RuntimeError: cuda runtime error (11) : invalid argument at /pytorch/aten/src/THC/THCGeneral.cpp:383
jwnirvana opened this issue · comments
Checkpoint dst: data/models/voc12/deeplabv2_resnet101_msc/train_aug
0%| | 0/20000 [00:00<?, ?it/s]THCudaCheck FAIL file=/pytorch/aten/src/THC/THCGeneral.cpp line=383 error=11 : invalid argument
Traceback (most recent call last):
File "main.py", line 503, in
main()
File "/usr/local/anaconda3/lib/python3.6/site-packages/click/core.py", line 722, in call
return self.main(*args, **kwargs)
File "/usr/local/anaconda3/lib/python3.6/site-packages/click/core.py", line 697, in main
rv = self.invoke(ctx)
File "/usr/local/anaconda3/lib/python3.6/site-packages/click/core.py", line 1066, in invoke
return _process_result(sub_ctx.command.invoke(sub_ctx))
File "/usr/local/anaconda3/lib/python3.6/site-packages/click/core.py", line 895, in invoke
return ctx.invoke(self.callback, **ctx.params)
File "/usr/local/anaconda3/lib/python3.6/site-packages/click/core.py", line 535, in invoke
return callback(*args, **kwargs)
File "main.py", line 229, in train
logits = model(images.to(device))
File "/usr/local/anaconda3/lib/python3.6/site-packages/torch/nn/modules/module.py", line 493, in call
result = self.forward(*input, **kwargs)
File "/usr/local/anaconda3/lib/python3.6/site-packages/torch/nn/parallel/data_parallel.py", line 150, in forward
return self.module(*inputs[0], **kwargs[0])
File "/usr/local/anaconda3/lib/python3.6/site-packages/torch/nn/modules/module.py", line 493, in call
result = self.forward(*input, **kwargs)
File "/media/wj/bangong/wang/deeplab-pytorch-master/libs/models/msc.py", line 28, in forward
logits = self.base(x)
File "/usr/local/anaconda3/lib/python3.6/site-packages/torch/nn/modules/module.py", line 493, in call
result = self.forward(*input, **kwargs)
File "/usr/local/anaconda3/lib/python3.6/site-packages/torch/nn/modules/container.py", line 92, in forward
input = module(input)
File "/usr/local/anaconda3/lib/python3.6/site-packages/torch/nn/modules/module.py", line 493, in call
result = self.forward(*input, **kwargs)
File "/usr/local/anaconda3/lib/python3.6/site-packages/torch/nn/modules/container.py", line 92, in forward
input = module(input)
File "/usr/local/anaconda3/lib/python3.6/site-packages/torch/nn/modules/module.py", line 493, in call
result = self.forward(*input, **kwargs)
File "/usr/local/anaconda3/lib/python3.6/site-packages/torch/nn/modules/container.py", line 92, in forward
input = module(input)
File "/usr/local/anaconda3/lib/python3.6/site-packages/torch/nn/modules/module.py", line 493, in call
result = self.forward(*input, **kwargs)
File "/usr/local/anaconda3/lib/python3.6/site-packages/torch/nn/modules/conv.py", line 338, in forward
self.padding, self.dilation, self.groups)
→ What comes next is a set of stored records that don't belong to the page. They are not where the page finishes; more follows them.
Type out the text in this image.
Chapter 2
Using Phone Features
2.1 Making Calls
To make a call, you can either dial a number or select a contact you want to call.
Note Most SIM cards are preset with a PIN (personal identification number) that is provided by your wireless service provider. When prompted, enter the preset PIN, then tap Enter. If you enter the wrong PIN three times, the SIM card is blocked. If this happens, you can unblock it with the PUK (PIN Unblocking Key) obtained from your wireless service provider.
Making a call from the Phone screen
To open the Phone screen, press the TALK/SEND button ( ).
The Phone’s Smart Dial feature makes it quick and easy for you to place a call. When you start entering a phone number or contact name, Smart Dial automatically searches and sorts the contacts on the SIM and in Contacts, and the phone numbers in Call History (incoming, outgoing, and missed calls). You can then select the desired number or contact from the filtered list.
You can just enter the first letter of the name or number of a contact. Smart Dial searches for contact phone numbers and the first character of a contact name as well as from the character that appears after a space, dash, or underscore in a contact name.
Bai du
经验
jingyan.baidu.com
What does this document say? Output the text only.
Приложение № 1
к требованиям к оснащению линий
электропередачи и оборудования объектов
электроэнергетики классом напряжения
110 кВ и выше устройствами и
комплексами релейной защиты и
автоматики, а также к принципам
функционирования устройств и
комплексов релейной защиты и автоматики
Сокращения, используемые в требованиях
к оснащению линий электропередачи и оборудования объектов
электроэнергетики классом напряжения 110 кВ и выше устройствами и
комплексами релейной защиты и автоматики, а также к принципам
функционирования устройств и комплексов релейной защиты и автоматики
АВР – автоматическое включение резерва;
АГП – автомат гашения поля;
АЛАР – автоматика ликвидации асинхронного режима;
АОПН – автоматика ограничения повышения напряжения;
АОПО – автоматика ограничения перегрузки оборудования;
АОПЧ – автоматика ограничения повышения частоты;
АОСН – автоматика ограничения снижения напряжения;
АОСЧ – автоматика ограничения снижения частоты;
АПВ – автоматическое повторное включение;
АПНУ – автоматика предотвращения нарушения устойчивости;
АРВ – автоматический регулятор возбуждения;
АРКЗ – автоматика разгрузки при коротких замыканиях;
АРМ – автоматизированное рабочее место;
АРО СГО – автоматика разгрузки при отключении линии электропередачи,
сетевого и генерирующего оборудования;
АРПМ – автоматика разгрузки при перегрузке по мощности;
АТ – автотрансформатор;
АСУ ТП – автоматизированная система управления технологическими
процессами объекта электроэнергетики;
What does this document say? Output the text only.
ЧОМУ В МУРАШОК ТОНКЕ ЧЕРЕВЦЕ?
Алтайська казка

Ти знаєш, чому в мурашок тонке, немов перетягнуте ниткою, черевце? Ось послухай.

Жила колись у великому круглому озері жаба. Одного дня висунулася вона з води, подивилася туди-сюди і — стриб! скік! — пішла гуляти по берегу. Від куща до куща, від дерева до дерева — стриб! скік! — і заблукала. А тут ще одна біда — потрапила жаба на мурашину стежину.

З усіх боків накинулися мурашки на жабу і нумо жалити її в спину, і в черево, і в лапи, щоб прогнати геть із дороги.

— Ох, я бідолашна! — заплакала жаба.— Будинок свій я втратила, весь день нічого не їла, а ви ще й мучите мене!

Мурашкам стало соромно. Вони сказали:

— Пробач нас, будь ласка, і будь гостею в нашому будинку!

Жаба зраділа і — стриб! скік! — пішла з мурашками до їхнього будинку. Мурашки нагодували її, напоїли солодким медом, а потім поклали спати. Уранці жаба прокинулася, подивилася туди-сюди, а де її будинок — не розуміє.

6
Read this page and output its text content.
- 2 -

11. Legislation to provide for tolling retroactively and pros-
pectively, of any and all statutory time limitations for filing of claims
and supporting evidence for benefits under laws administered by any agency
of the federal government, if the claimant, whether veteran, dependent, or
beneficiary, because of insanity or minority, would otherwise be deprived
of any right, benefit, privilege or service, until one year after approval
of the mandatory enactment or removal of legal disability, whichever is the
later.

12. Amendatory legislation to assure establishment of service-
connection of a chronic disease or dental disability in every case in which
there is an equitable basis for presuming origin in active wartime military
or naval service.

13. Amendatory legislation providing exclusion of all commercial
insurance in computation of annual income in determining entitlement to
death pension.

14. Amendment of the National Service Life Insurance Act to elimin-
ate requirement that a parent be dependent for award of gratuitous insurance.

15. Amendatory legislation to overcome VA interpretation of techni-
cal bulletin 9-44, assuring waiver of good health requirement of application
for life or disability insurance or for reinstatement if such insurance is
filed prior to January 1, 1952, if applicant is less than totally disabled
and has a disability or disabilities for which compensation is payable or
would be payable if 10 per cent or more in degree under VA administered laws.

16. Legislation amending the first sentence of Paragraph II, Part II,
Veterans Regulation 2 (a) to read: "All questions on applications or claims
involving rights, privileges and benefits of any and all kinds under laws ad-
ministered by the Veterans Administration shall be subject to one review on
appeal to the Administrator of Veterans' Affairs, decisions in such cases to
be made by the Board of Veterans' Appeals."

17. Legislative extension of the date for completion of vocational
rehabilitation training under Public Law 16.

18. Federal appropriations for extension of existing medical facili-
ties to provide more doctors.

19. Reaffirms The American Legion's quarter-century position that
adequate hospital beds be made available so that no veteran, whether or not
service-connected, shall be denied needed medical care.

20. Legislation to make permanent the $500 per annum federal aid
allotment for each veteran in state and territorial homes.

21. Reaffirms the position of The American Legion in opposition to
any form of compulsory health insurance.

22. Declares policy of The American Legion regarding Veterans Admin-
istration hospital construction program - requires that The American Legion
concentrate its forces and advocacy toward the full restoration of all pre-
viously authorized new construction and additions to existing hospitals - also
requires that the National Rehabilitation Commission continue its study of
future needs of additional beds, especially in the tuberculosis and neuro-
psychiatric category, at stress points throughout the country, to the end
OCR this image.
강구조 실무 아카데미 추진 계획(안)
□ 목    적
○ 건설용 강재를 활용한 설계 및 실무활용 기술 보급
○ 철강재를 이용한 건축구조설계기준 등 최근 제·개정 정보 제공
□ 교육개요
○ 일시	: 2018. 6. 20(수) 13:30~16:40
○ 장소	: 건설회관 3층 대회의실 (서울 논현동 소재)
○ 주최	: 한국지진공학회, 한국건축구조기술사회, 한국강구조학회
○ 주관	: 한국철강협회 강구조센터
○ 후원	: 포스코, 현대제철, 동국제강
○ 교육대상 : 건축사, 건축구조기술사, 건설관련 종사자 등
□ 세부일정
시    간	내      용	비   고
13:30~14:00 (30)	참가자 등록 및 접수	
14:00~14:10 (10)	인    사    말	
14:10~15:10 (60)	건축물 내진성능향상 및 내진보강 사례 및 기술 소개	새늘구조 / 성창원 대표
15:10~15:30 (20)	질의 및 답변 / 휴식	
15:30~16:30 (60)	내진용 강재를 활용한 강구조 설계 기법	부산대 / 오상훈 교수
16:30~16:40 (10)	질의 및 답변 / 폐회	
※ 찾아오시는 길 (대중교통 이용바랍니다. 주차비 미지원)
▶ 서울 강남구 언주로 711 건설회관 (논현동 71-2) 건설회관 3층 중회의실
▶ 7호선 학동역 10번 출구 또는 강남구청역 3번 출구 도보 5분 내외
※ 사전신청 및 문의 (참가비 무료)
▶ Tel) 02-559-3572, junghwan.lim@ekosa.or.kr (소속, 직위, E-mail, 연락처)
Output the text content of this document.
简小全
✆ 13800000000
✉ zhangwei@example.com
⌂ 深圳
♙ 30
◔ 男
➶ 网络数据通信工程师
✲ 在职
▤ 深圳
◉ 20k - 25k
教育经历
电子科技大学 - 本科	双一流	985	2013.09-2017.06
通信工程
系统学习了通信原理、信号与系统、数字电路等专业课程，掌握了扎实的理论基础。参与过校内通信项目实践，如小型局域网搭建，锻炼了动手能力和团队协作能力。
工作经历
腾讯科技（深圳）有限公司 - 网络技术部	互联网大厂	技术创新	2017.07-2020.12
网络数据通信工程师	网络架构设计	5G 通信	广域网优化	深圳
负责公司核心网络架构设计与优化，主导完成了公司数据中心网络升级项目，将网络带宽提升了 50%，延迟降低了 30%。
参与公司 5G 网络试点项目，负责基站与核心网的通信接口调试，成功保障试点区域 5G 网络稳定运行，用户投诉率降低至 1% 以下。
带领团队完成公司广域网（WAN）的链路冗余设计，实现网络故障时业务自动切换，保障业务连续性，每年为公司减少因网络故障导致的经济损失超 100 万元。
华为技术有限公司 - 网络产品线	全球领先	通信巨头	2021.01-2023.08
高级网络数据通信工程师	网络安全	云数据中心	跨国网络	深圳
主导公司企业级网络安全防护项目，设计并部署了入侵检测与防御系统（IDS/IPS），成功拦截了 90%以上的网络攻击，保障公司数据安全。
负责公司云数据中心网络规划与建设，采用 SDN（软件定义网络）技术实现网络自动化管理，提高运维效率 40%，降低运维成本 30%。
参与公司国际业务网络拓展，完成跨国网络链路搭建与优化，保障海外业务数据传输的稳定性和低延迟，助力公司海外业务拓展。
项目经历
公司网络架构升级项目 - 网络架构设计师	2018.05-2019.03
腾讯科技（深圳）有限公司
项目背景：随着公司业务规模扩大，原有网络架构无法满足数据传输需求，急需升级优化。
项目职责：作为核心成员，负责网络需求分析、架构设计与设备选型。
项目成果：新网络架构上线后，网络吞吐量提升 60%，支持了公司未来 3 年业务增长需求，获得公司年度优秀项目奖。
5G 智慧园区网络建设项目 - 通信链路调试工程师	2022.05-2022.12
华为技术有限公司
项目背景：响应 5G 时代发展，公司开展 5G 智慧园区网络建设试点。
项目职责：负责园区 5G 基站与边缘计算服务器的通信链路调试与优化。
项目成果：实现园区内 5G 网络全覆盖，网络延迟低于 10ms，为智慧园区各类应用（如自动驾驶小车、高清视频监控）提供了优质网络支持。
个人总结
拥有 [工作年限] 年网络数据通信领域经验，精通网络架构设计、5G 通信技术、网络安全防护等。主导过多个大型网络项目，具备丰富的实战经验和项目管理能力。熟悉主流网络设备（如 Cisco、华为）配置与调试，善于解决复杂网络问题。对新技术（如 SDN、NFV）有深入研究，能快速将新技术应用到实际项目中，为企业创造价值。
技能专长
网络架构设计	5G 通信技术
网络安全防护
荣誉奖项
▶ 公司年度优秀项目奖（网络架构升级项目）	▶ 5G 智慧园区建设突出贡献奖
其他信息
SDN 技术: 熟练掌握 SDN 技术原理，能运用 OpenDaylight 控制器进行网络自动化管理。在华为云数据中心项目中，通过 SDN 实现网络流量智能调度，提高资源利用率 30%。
RuntimeError: cuda runtime error (11) : invalid argument at /pytorch/aten/src/THC/THCGeneral.cpp:383
It looks PyTorch installation issue.
thanks,how about your cuda,since my cuda is 9.0
My CUDA is 10.0, but may not informative for you.
What is your GPU and graphics driver? You can easily find many developers fail to work PyTorch + CUDA 9.0 on the latest cards like Turing 20xx. I think your runtime error (11) is not due to this repository. Check PyTorch forum and test with a simple code.